Kirana tersenyum. “Cepet juga ya. Aku aja masih stuck di laporan vendor.”
Arkha menggaruk tengkuknya. “Hehe, kebetulan udah hafal polanya.”
Detik berikutnya, sunyi lagi.
Lalu Kirana yang memecah: “Mas Arkha… boleh tanya nggak? Semalam… kamu sempat buka email pribadi nggak?”
Arkha menoleh cepat. Jantungnya nyaris meloncat. “E-eh? Kenapa nanya gitu?”
Kirana tersenyum — tapi kali ini bukan senyum basa-basi. Senyumnya tipis. Seperti menyimpan sesuatu.
> “Nggak apa-apa sih. Cuma… penasaran aja.”
Arkha bingung harus jawab apa. Tapi sorot mata Kirana… sama dengan nada email semalam.
> Lembut. Tapi tahu banyak.
---
Jam bergulir.
Akhirnya semua laporan beres. Kantor makin sunyi. Security sudah dua kali lewat, memberi isyarat: pulang, nak, ini udah malam.
Kirana mengambil tasnya. “Aku harus pulang. Tapi angkot jam segini udah jarang.”
Arkha menelan ludah. “Kalo... mau, aku bisa anterin. Naik motor. Tapi… ya, motorku bukan yang bagus-bagus amat.”
Kirana tersenyum. “Serius? Nggak ngerepotin?”
“Enggak kok. Sekalian jalan pulang juga.”
---
Beberapa menit kemudian, mereka sudah berdiri di parkiran. Motor Arkha — Vario 125 hitam tahun lama — berdiri setia meski bodinya udah mulai kusam. Dan yang paling bikin Arkha deg-degan...
Knalpotnya bocor.
> “Bismillah,” batin Arkha, sambil menyalakan motor.
Brraaaaakkk!!
Suara knalpotnya menggema. Nyaring. Menggelegar. Dan nggak sopan di malam yang sunyi.
Wajah Arkha langsung memerah. “Maaf ya, Kir. Emang agak… gitu.”
Kirana menahan tawa. Tapi bukannya canggung, ia justru naik dengan ringan.
> “Yang penting bisa pulang. Soal suara... tenang aja, kita nggak bawa kabur bank, kan?”
Arkha tersenyum. Malu. Tapi juga… hangat.
Ia gas pelan, berusaha biar suaranya nggak terlalu bikin warga bangun. Sepanjang jalan, tak banyak kata yang keluar. Tapi di balik helm dan angin malam…

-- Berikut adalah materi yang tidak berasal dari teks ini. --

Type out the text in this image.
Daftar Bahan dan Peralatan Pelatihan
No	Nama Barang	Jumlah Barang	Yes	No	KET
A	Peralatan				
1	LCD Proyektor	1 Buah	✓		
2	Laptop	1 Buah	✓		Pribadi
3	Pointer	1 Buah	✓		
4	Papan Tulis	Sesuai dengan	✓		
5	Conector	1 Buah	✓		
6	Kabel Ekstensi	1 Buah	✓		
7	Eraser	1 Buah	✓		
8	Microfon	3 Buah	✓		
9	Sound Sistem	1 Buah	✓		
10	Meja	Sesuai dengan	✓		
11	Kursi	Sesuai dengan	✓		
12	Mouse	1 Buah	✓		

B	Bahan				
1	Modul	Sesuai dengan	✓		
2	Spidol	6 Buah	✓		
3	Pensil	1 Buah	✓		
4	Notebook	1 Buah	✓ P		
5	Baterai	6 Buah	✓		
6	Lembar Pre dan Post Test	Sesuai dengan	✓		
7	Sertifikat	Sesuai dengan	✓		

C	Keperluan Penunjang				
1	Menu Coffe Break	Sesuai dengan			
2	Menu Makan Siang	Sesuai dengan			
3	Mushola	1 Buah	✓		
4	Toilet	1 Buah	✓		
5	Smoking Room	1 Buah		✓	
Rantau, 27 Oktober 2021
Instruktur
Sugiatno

Ada satu hal yang mereka bagi bersama: perasaan tenang, meski di atas motor yang berisik.
---
Di depan kos Kirana, ia turun perlahan.
> “Makasih ya, Mas Arkha. Aku senang bisa ngobrol bareng kamu hari ini.”

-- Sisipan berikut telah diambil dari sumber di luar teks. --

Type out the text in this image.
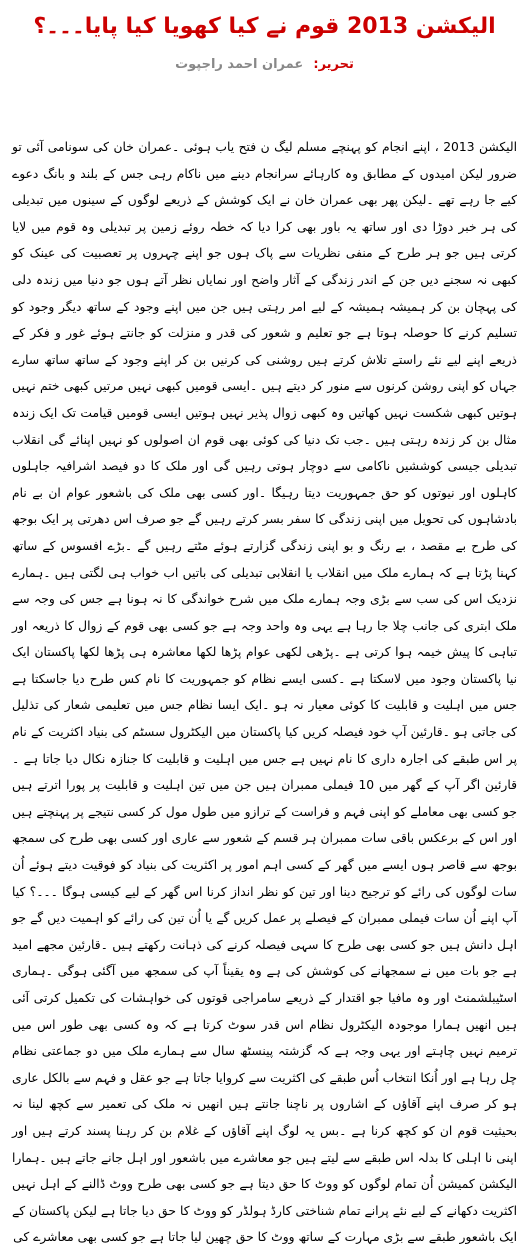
الیکشن 2013 قوم نے کیا کھویا کیا پایا۔۔۔؟
تحریر: عمران احمد راجپوت
الیکشن 2013 ، اپنے انجام کو پہنچے مسلم لیگ ن فتح یاب ہوئی ۔عمران خان کی سونامی آئی تو ضرور لیکن امیدوں کے مطابق وہ کارہائے سرانجام دینے میں ناکام رہی جس کے بلند و بانگ دعوے کیے جا رہے تھے ۔لیکن پھر بھی عمران خان نے ایک کوشش کے ذریعے لوگوں کے سینوں میں تبدیلی کی ہر خبر دوڑا دی اور ساتھ یہ باور بھی کرا دیا کہ خطہ روئے زمین پر تبدیلی وہ قوم میں لایا کرتی ہیں جو ہر طرح کے منفی نظریات سے پاک ہوں جو اپنے چہروں پر تعصبیت کی عینک کو کبھی نہ سجنے دیں جن کے اندر زندگی کے آثار واضح اور نمایاں نظر آتے ہوں جو دنیا میں زندہ دلی کی پہچان بن کر ہمیشہ ہمیشہ کے لیے امر رہتی ہیں جن میں اپنے وجود کے ساتھ دیگر وجود کو تسلیم کرنے کا حوصلہ ہوتا ہے جو تعلیم و شعور کی قدر و منزلت کو جانتے ہوئے غور و فکر کے ذریعے اپنے لیے نئے راستے تلاش کرتے ہیں روشنی کی کرنیں بن کر اپنے وجود کے ساتھ ساتھ سارے جہاں کو اپنی روشن کرنوں سے منور کر دیتے ہیں ۔ایسی قومیں کبھی نہیں مرتیں کبھی ختم نہیں ہوتیں کبھی شکست نہیں کھاتیں وہ کبھی زوال پذیر نہیں ہوتیں ایسی قومیں قیامت تک ایک زندہ مثال بن کر زندہ رہتی ہیں ۔جب تک دنیا کی کوئی بھی قوم ان اصولوں کو نہیں اپنائے گی انقلاب تبدیلی جیسی کوششیں ناکامی سے دوچار ہوتی رہیں گی اور ملک کا دو فیصد اشرافیہ جاہلوں کاہلوں اور نیوتوں کو حق جمہوریت دیتا رہیگا ۔اور کسی بھی ملک کی باشعور عوام ان بے نام بادشاہوں کی تحویل میں اپنی زندگی کا سفر بسر کرتے رہیں گے جو صرف اس دھرتی پر ایک بوجھ کی طرح بے مقصد ، بے رنگ و بو اپنی زندگی گزارتے ہوئے مٹتے رہیں گے ۔بڑے افسوس کے ساتھ کہنا پڑتا ہے کہ ہمارے ملک میں انقلاب یا انقلابی تبدیلی کی باتیں اب خواب ہی لگتی ہیں ۔ہمارے نزدیک اس کی سب سے بڑی وجہ ہمارے ملک میں شرح خواندگی کا نہ ہونا ہے جس کی وجہ سے ملک ابتری کی جانب چلا جا رہا ہے یہی وہ واحد وجہ ہے جو کسی بھی قوم کے زوال کا ذریعہ اور تباہی کا پیش خیمہ ہوا کرتی ہے ۔پڑھی لکھی عوام پڑھا لکھا معاشرہ ہی پڑھا لکھا پاکستان ایک نیا پاکستان وجود میں لاسکتا ہے ۔کسی ایسے نظام کو جمہوریت کا نام کس طرح دیا جاسکتا ہے جس میں اہلیت و قابلیت کا کوئی معیار نہ ہو ۔ایک ایسا نظام جس میں تعلیمی شعار کی تذلیل کی جاتی ہو ۔قارئین آپ خود فیصلہ کریں کیا پاکستان میں الیکٹرول سسٹم کی بنیاد اکثریت کے نام پر اس طبقے کی اجارہ داری کا نام نہیں ہے جس میں اہلیت و قابلیت کا جنازہ نکال دیا جاتا ہے ۔قارئین اگر آپ کے گھر میں 10 فیملی ممبران ہیں جن میں تین اہلیت و قابلیت پر پورا اترتے ہیں جو کسی بھی معاملے کو اپنی فہم و فراست کے ترازو میں طول مول کر کسی نتیجے پر پہنچتے ہیں اور اس کے برعکس باقی سات ممبران ہر قسم کے شعور سے عاری اور کسی بھی طرح کی سمجھ بوجھ سے قاصر ہوں ایسے میں گھر کے کسی اہم امور پر اکثریت کی بنیاد کو فوقیت دیتے ہوئے اُن سات لوگوں کی رائے کو ترجیح دینا اور تین کو نظر انداز کرنا اس گھر کے لیے کیسی ہوگا ۔۔۔؟ کیا آپ اپنے اُن سات فیملی ممبران کے فیصلے پر عمل کریں گے یا اُن تین کی رائے کو اہمیت دیں گے جو اہل دانش ہیں جو کسی بھی طرح کا سہی فیصلہ کرنے کی ذہانت رکھتے ہیں ۔قارئین مجھے امید ہے جو بات میں نے سمجھانے کی کوشش کی ہے وہ یقیناً آپ کی سمجھ میں آگئی ہوگی ۔ہماری اسٹیبلشمنٹ اور وہ مافیا جو اقتدار کے ذریعے سامراجی قوتوں کی خواہشات کی تکمیل کرتی آئی ہیں انھیں ہمارا موجودہ الیکٹرول نظام اس قدر سوٹ کرتا ہے کہ وہ کسی بھی طور اس میں ترمیم نہیں چاہتے اور یہی وجہ ہے کہ گزشتہ پینسٹھ سال سے ہمارے ملک میں دو جماعتی نظام چل رہا ہے اور اُنکا انتخاب اُس طبقے کی اکثریت سے کروایا جاتا ہے جو عقل و فہم سے بالکل عاری ہو کر صرف اپنے آقاؤں کے اشاروں پر ناچنا جانتے ہیں انھیں نہ ملک کی تعمیر سے کچھ لینا نہ بحیثیت قوم ان کو کچھ کرنا ہے ۔بس یہ لوگ اپنے آقاؤں کے غلام بن کر رہنا پسند کرتے ہیں اور اپنی نا اہلی کا بدلہ اس طبقے سے لیتے ہیں جو معاشرے میں باشعور اور اہل جانے جاتے ہیں ۔ہمارا الیکشن کمیشن اُن تمام لوگوں کو ووٹ کا حق دیتا ہے جو کسی بھی طرح ووٹ ڈالنے کے اہل نہیں اکثریت دکھانے کے لیے نئے پرانے تمام شناختی کارڈ ہولڈر کو ووٹ کا حق دیا جاتا ہے لیکن پاکستان کے ایک باشعور طبقے سے بڑی مہارت کے ساتھ ووٹ کا حق چھین لیا جاتا ہے جو کسی بھی معاشرے کی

Arkha mengangguk. “Sama-sama.”
Kirana berjalan ke pintu, lalu menoleh sekali lagi. “Dan… soal email semalam. Mungkin... kadang kita nulis sesuatu bukan karena ingin dibaca. Tapi karena takut… nggak ada yang pernah benar-benar mendengar.”
Arkha diam.
Tapi malam itu, meski jalan pulang dipenuhi suara knalpot yang malu-maluin — hatinya terasa... lebih sunyi dari biasanya. Tapi sunyi yang penuh.
---
> Dan sejak malam itu, Arkha mulai takut. Tapi bukan takut ditolak. Ia takut... mulai berharap.